Murray resigned from AFSCME more than a decade ago, when he discovered it was using dues money to play politics. Instead, became a "fair share" payer. Such workers must pay for the direct-contract services unions provide, but they are entitled to a refund of that portion of dues that supports the union's political agenda. Murray's problem is that when he asked in 1998 for a fair-share refund, AFSCME first ignored him, and then charged him a monthly fee--$29.79--that is actually higher than the $28.96 in monthly dues paid by full union members. "It pains me to support Democrats with my money," says Murray, who describes himself as a small "l" Libertarian. "They brag about supporting the Democrats, Al Gore and Gray Davis."
Left with little choice, Murray teamed up with the National Right to Work Foundation and filed a lawsuit to compel AFSCME to abide by the law. Murray is not alone. Richard Wagner is another worker who has filed a lawsuit to vindicate his rights. Wagner's job as an investigator for the state's Air Resources Board falls under a contract with Professional Engineers in California Government. Although that union admittedly spent over $1.5 million on political activity in 1998, it refuses to refund any of this money.
And there are the employees of the California State University System, for whom this Labor Day may well be the last they can celebrate as individuals who are free to support, or not support, a union. A bill will soon arrive on the governor's desk that would force some 74,000 CSU and University of California employees to give a portion of their paychecks to unions. (For the employees, this means roughly $550 a year extracted from their paychecks. For the 20 or so unions that represent workers in the systems, it means more than $40 million in new spending money.)
This is a story that organized labor likes to obscure: that its power is based on not-so-subtle coercion, and that it often tramples on individuals' rights under laws that are already favorable to unions. When unions are unhappy with the law, they spend forced dues to elect politicians who will change it.
Unions also downplay another fact: Any resurgence in organized labor is a resurgence in the public sector. In California, only 10 percent of private-sector workers are covered by a union. One in two government workers, however, are forced to pay union dues or fair-share fees. And when public-sector employers and employees are at the bargaining table, both sides are aligned against the taxpayer. "Standard labor unions bargain with an employer who has to meet a bottom line, and therefore must fight unreasonable demands," explains San Francisco State Economist David Sisk. "It's much different in the public sector. There the primary goal is to elect politicians, since they control how much public employees make." Since politicians are spending other people's money, they respond to the loud and lucrative union constituency. The result is higher taxes and fewer government services.
AFSCME's agenda, for example, is stridently liberal, supporting a more regulated labor market, more health care regulation, and more spending on failed government schools. Wagner's PECG has spent years fighting to prevent the state from contracting out engineering services to private firms that may be able to do the job faster and for less money. The result of PECG's obstructionism, according to the Legislative Analyst Office, is delayed highway projects and 220 new government workers who are needed to perform tasks that would have been contracted out. Each new government employee will be forced to pay PECG dues.

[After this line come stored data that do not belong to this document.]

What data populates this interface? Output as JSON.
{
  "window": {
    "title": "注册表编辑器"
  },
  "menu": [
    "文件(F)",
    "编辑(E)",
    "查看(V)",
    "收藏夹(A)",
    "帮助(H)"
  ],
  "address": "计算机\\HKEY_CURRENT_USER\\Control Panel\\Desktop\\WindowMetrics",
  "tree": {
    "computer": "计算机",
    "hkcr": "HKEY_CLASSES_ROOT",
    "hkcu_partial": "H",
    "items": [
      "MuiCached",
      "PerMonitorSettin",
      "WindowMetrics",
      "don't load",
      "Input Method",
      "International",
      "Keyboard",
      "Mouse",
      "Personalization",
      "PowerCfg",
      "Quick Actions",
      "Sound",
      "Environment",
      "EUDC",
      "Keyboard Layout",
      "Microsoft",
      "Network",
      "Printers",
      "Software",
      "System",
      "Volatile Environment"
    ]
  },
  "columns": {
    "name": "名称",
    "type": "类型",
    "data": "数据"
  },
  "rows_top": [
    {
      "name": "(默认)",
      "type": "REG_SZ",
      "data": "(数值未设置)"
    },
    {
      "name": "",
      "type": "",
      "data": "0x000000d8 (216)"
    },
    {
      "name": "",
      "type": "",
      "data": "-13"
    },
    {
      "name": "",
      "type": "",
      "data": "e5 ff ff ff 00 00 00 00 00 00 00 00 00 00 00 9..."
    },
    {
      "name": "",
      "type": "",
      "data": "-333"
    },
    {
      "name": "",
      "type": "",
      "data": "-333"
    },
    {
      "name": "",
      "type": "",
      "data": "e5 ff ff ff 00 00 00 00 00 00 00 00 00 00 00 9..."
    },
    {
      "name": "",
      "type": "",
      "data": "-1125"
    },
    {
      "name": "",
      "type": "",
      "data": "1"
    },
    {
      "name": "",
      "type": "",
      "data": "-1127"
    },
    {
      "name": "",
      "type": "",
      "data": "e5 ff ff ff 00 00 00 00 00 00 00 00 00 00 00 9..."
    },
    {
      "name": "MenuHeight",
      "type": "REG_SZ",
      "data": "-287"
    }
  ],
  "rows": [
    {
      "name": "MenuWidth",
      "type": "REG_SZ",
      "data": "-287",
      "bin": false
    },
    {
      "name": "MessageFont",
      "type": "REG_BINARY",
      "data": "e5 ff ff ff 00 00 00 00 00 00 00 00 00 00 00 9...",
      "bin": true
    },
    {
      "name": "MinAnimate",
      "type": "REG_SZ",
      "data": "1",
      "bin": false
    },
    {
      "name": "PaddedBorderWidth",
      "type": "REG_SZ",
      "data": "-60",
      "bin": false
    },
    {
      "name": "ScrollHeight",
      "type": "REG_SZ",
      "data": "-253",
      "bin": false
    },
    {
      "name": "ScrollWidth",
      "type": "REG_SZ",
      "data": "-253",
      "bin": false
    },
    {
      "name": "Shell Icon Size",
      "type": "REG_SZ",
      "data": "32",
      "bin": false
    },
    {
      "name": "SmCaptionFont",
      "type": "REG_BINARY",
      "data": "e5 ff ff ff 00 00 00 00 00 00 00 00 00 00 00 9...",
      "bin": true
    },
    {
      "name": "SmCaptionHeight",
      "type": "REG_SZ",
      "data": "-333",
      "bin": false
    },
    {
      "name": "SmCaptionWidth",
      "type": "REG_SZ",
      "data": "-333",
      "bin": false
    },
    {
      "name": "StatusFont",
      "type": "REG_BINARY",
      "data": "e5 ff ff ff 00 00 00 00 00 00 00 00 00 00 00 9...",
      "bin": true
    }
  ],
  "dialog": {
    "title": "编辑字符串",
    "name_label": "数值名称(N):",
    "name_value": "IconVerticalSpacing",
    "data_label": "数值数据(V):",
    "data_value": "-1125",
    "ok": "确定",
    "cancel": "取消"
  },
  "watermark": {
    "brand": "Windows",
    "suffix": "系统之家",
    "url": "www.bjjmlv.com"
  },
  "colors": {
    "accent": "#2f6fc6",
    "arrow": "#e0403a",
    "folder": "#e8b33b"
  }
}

Over the next four years, Californians will witness the forced-union-dues spiral: money taken from workers like Murray and Wagner is given to politicians, who introduce bills such as the university system law that will allow unions to take more money from workers that they can give to politicians who in turn will pass more laws. And so on.
That's not how government is explained in the textbooks. But it is what citizens can expect in the new California.